Eskinin karşıtı gibi olsa da “yeni” kelimesi her zaman bu karşıtlığı karşılamaz. “Eski” kelimesi fiziki olarak yıpranmış anlamına geldiği gibi, “önceki” anlamını da taşır. Bununla birlikte eğer size yeniyi tercih etmeniz için bir talepte bulunuluyorsa, muhtemelen “eski” kelimesinin “yıpranmış” anlamı kullanılmaktadır.

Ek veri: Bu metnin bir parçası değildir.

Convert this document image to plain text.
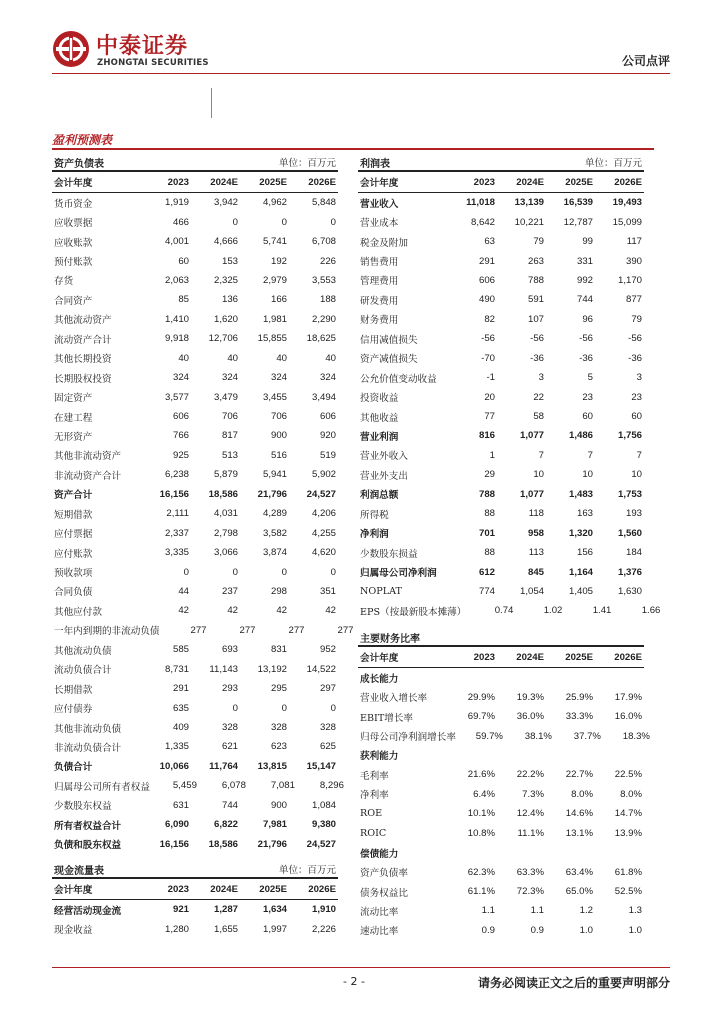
中泰证券
ZHONGTAI SECURITIES	公司点评
盈利预测表
资产负债表	单位：百万元
会计年度	2023	2024E	2025E	2026E
货币资金	1,919	3,942	4,962	5,848
应收票据	466	0	0	0
应收账款	4,001	4,666	5,741	6,708
预付账款	60	153	192	226
存货	2,063	2,325	2,979	3,553
合同资产	85	136	166	188
其他流动资产	1,410	1,620	1,981	2,290
流动资产合计	9,918	12,706	15,855	18,625
其他长期投资	40	40	40	40
长期股权投资	324	324	324	324
固定资产	3,577	3,479	3,455	3,494
在建工程	606	706	706	606
无形资产	766	817	900	920
其他非流动资产	925	513	516	519
非流动资产合计	6,238	5,879	5,941	5,902
资产合计	16,156	18,586	21,796	24,527
短期借款	2,111	4,031	4,289	4,206
应付票据	2,337	2,798	3,582	4,255
应付账款	3,335	3,066	3,874	4,620
预收款项	0	0	0	0
合同负债	44	237	298	351
其他应付款	42	42	42	42
一年内到期的非流动负债	277	277	277	277
其他流动负债	585	693	831	952
流动负债合计	8,731	11,143	13,192	14,522
长期借款	291	293	295	297
应付债券	635	0	0	0
其他非流动负债	409	328	328	328
非流动负债合计	1,335	621	623	625
负债合计	10,066	11,764	13,815	15,147
归属母公司所有者权益	5,459	6,078	7,081	8,296
少数股东权益	631	744	900	1,084
所有者权益合计	6,090	6,822	7,981	9,380
负债和股东权益	16,156	18,586	21,796	24,527
现金流量表	单位：百万元
会计年度	2023	2024E	2025E	2026E
经营活动现金流	921	1,287	1,634	1,910
现金收益	1,280	1,655	1,997	2,226
利润表	单位：百万元
会计年度	2023	2024E	2025E	2026E
营业收入	11,018	13,139	16,539	19,493
营业成本	8,642	10,221	12,787	15,099
税金及附加	63	79	99	117
销售费用	291	263	331	390
管理费用	606	788	992	1,170
研发费用	490	591	744	877
财务费用	82	107	96	79
信用减值损失	-56	-56	-56	-56
资产减值损失	-70	-36	-36	-36
公允价值变动收益	-1	3	5	3
投资收益	20	22	23	23
其他收益	77	58	60	60
营业利润	816	1,077	1,486	1,756
营业外收入	1	7	7	7
营业外支出	29	10	10	10
利润总额	788	1,077	1,483	1,753
所得税	88	118	163	193
净利润	701	958	1,320	1,560
少数股东损益	88	113	156	184
归属母公司净利润	612	845	1,164	1,376
NOPLAT	774	1,054	1,405	1,630
EPS（按最新股本摊薄）	0.74	1.02	1.41	1.66
主要财务比率
会计年度	2023	2024E	2025E	2026E
成长能力
营业收入增长率	29.9%	19.3%	25.9%	17.9%
EBIT增长率	69.7%	36.0%	33.3%	16.0%
归母公司净利润增长率	59.7%	38.1%	37.7%	18.3%
获利能力
毛利率	21.6%	22.2%	22.7%	22.5%
净利率	6.4%	7.3%	8.0%	8.0%
ROE	10.1%	12.4%	14.6%	14.7%
ROIC	10.8%	11.1%	13.1%	13.9%
偿债能力
资产负债率	62.3%	63.3%	63.4%	61.8%
债务权益比	61.1%	72.3%	65.0%	52.5%
流动比率	1.1	1.1	1.2	1.3
速动比率	0.9	0.9	1.0	1.0
- 2 -	请务必阅读正文之后的重要声明部分
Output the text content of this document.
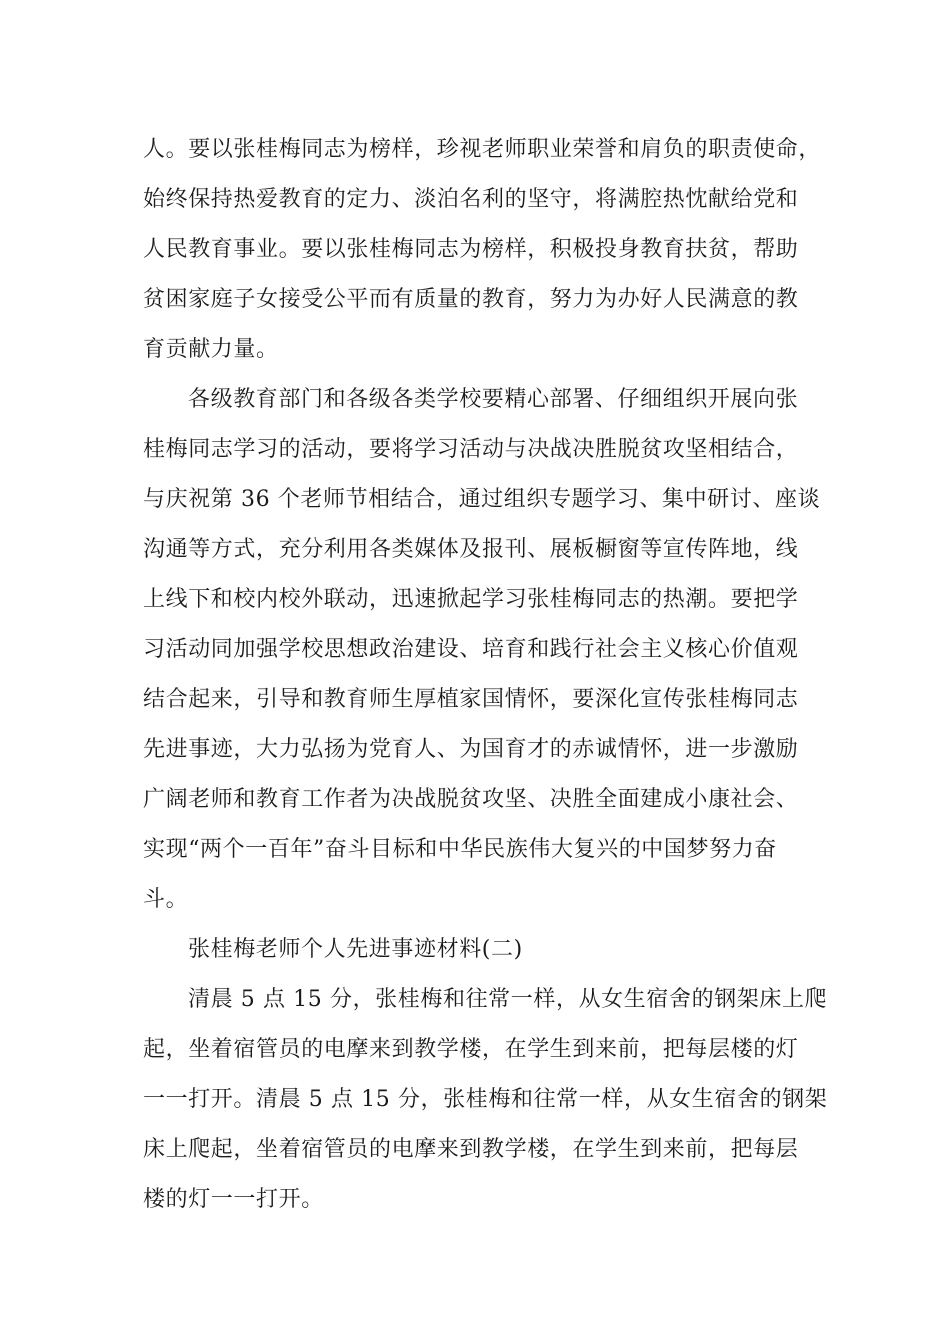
人。要以张桂梅同志为榜样，珍视老师职业荣誉和肩负的职责使命，
始终保持热爱教育的定力、淡泊名利的坚守，将满腔热忱献给党和
人民教育事业。要以张桂梅同志为榜样，积极投身教育扶贫，帮助
贫困家庭子女接受公平而有质量的教育，努力为办好人民满意的教
育贡献力量。
各级教育部门和各级各类学校要精心部署、仔细组织开展向张
桂梅同志学习的活动，要将学习活动与决战决胜脱贫攻坚相结合，
与庆祝第 36 个老师节相结合，通过组织专题学习、集中研讨、座谈
沟通等方式，充分利用各类媒体及报刊、展板橱窗等宣传阵地，线
上线下和校内校外联动，迅速掀起学习张桂梅同志的热潮。要把学
习活动同加强学校思想政治建设、培育和践行社会主义核心价值观
结合起来，引导和教育师生厚植家国情怀，要深化宣传张桂梅同志
先进事迹，大力弘扬为党育人、为国育才的赤诚情怀，进一步激励
广阔老师和教育工作者为决战脱贫攻坚、决胜全面建成小康社会、
实现“两个一百年”奋斗目标和中华民族伟大复兴的中国梦努力奋
斗。
张桂梅老师个人先进事迹材料(二)
清晨 5 点 15 分，张桂梅和往常一样，从女生宿舍的钢架床上爬
起，坐着宿管员的电摩来到教学楼，在学生到来前，把每层楼的灯
一一打开。清晨 5 点 15 分，张桂梅和往常一样，从女生宿舍的钢架
床上爬起，坐着宿管员的电摩来到教学楼，在学生到来前，把每层
楼的灯一一打开。
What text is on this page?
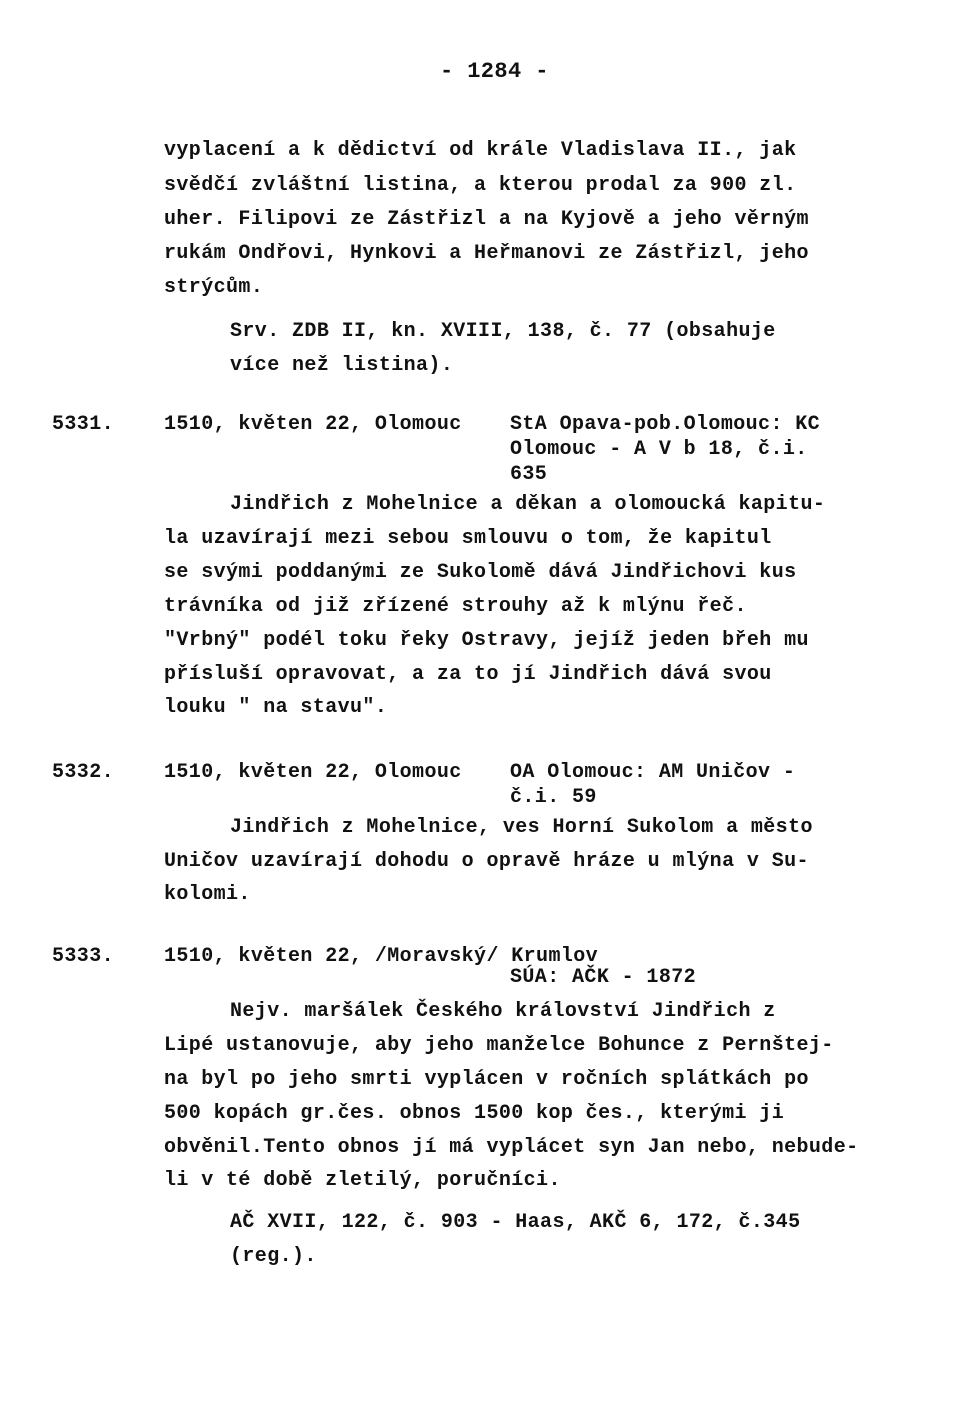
- 1284 -
vyplacení a k dědictví od krále Vladislava II., jak
svědčí zvláštní listina, a kterou prodal za 900 zl.
uher. Filipovi ze Zástřizl a na Kyjově a jeho věrným
rukám Ondřovi, Hynkovi a Heřmanovi ze Zástřizl, jeho
strýcům.
Srv. ZDB II, kn. XVIII, 138, č. 77 (obsahuje
více než listina).
5331. 1510, květen 22, Olomouc StA Opava-pob.Olomouc: KC
Olomouc - A V b 18, č.i.
635
Jindřich z Mohelnice a děkan a olomoucká kapitu-
la uzavírají mezi sebou smlouvu o tom, že kapitul
se svými poddanými ze Sukolomě dává Jindřichovi kus
trávníka od již zřízené strouhy až k mlýnu řeč.
"Vrbný" podél toku řeky Ostravy, jejíž jeden břeh mu
přísluší opravovat, a za to jí Jindřich dává svou
louku " na stavu".
5332. 1510, květen 22, Olomouc OA Olomouc: AM Uničov -
č.i. 59
Jindřich z Mohelnice, ves Horní Sukolom a město
Uničov uzavírají dohodu o opravě hráze u mlýna v Su-
kolomi.
5333. 1510, květen 22, /Moravský/ Krumlov
SÚA: AČK - 1872
Nejv. maršálek Českého království Jindřich z
Lipé ustanovuje, aby jeho manželce Bohunce z Pernštej-
na byl po jeho smrti vyplácen v ročních splátkách po
500 kopách gr.čes. obnos 1500 kop čes., kterými ji
obvěnil.Tento obnos jí má vyplácet syn Jan nebo, nebude-
li v té době zletilý, poručníci.
AČ XVII, 122, č. 903 - Haas, AKČ 6, 172, č.345
(reg.).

Hiç düşündünüz mü, yeni nedir? Mevcut olanların işlevini kaybetmesi üzerine yenisi ikame edilir. Mesela ayakkabınız eskidiğinde, onu daha fazla kullanamayacağınızı düşünerek yenisini alırsınız. Aslında estetik kaygılarla alınan yeni şeylerin temelinde de aynı şey yatmaktadır. Bir gömleği, tişörtü, ayakkabıyı giymekten aldığınız fayda azalır, size mutluluk hissi verdiği için yeni bir şeyler alırsınız. Veya eski arabanız artık çok masraf çıkarıyordur, daha keyifli yolculuk yapacağınız yeni bir araba alırsınız. Ama hep bir yerine koyma vardır yenilemenin temelinde. Eskinin karşıtı gibi olsa da “yeni” kelimesi her zaman bu karşıtlığı karşılamaz. “Eski” kelimesi fiziki olarak yıpranmış anlamına geldiği gibi, “önceki” anlamını da taşır. Bununla birlikte eğer size yeniyi tercih etmeniz için bir talepte bulunuluyorsa, muhtemelen “eski” kelimesinin “yıpranmış” anlamı kullanılmaktadır.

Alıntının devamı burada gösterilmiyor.